Der Turm von Michelangelo

Zwischen Geschichte und Legende

Geschichte und Legende tragen dazu bei, die Faszination des Guevara-Turms zu verstärken. Dieser Turm, der auch als “di Michelangelo” oder “di S. Anna” bekannt ist, wurde an der Ostküste der Insel erbaut und ist mit Türmen versehen. Der Turm ist einer der bezauberndsten Orte der Insel und bietet eine Terrasse mit Blick auf die wunderschöne Bucht von Cartaromana, von der aus man das Schauspiel der aragonesischen Burg im Hintergrund genießen kann.

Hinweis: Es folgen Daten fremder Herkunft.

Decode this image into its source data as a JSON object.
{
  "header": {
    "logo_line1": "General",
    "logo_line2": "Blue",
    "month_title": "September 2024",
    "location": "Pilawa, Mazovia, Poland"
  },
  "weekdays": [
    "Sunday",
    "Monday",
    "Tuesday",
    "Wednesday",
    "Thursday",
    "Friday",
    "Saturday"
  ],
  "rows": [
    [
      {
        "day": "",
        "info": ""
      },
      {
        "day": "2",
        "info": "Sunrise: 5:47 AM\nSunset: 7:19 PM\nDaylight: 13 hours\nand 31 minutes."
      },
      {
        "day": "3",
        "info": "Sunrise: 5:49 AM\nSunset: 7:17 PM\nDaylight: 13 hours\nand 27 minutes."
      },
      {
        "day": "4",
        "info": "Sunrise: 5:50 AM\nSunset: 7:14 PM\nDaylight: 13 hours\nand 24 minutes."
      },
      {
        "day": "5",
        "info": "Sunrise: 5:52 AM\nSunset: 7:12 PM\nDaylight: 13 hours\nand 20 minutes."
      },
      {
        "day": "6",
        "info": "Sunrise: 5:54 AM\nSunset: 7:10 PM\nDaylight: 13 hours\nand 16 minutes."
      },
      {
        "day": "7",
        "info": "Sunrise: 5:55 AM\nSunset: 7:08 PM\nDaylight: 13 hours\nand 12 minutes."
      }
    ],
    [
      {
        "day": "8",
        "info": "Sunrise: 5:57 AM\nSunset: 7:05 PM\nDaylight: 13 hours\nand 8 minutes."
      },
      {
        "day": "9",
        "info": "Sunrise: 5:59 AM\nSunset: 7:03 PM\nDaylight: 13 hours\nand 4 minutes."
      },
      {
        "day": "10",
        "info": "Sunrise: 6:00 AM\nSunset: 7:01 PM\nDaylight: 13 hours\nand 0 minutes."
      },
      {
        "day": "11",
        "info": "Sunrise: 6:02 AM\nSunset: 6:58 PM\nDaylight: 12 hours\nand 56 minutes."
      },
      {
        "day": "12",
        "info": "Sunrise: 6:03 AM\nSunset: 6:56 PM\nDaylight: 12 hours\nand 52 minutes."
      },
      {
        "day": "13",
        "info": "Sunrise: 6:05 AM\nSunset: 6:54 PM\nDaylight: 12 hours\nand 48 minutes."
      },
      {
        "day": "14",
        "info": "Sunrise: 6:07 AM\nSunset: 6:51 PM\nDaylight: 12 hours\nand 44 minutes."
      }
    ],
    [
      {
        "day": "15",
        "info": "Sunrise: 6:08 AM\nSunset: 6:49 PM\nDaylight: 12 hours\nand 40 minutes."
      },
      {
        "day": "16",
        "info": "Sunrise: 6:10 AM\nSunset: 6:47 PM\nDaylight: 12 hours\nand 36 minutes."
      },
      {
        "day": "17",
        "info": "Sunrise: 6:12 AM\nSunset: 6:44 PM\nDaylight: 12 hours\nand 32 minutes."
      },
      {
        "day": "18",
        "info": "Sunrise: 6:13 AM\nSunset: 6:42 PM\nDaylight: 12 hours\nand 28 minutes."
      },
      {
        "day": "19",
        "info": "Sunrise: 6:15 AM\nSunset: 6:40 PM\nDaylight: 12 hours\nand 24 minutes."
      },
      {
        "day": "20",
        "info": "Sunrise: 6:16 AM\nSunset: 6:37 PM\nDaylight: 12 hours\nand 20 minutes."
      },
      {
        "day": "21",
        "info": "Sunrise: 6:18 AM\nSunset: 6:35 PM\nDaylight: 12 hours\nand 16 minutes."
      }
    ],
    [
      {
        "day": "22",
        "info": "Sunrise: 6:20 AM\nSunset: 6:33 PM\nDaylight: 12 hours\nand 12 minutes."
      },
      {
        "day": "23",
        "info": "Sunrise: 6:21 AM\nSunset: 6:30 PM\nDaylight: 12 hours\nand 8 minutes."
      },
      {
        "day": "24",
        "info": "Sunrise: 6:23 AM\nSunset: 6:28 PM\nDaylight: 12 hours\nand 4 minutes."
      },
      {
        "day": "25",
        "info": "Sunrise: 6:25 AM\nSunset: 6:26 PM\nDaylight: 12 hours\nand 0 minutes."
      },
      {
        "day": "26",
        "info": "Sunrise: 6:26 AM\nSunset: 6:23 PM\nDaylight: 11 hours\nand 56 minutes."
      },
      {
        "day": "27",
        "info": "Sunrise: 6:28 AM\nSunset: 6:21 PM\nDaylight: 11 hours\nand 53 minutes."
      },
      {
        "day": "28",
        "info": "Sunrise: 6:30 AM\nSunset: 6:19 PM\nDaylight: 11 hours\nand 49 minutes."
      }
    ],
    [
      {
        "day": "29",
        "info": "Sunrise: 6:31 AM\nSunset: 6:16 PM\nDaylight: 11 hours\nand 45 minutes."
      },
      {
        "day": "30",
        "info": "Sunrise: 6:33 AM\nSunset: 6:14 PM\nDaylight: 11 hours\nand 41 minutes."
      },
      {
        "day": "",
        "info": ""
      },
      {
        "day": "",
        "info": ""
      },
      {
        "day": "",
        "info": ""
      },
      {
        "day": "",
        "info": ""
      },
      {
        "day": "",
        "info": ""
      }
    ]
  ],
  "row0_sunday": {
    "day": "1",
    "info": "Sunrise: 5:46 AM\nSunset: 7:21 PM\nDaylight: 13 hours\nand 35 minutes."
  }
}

Der Bau des Turms ist König Alfons von Aragon zu verdanken, der ab 1433 in einer organischen Maßnahme für eine bessere Verteidigung der Insel sorgte, wozu auch der Bau von Türmen an den angrenzenden Küstenabschnitten gehörte. In diesem Zusammenhang war die Familie Guevara, die Herzöge von Bovino, von denen der Turm seinen Namen hat, bis Anfang des 19. Jahrhunderts Eigentümer.

Die Geschichte vermischt sich jedoch mit Legenden, und es gibt noch weitere berühmte Namen, unter denen der Turm bekannt ist. Der Name “di Michelangelo” ist auf die Anwesenheit von Vittoria Colonna auf dem Schloss von Ischia und ihre Freundschaft mit dem berühmten italienischen Künstler zurückzuführen. Die Nachricht von dieser Verbindung hat sich in jüngerer Zeit zu der Legende entwickelt, dass der große Michelangelo sich im Guevara-Turm aufhielt, um mit seiner Geliebten ein Liebesspiel zu haben. Die Absicht, die Anwesenheit des großen Künstlers auf Ischia zu belegen, hat dazu geführt, dass eine bereits anerkannte Bezeichnung, nämlich die desTurm von St. AnneDies ist auf das Vorhandensein einer kleinen, ihr geweihten Kirche zurückzuführen, die in Gebrauch genommen wurde, als die Familie Guevara das Anwesen verließ, und die in die Kartographie des 19. Jahrhunderts aufgenommen wurde.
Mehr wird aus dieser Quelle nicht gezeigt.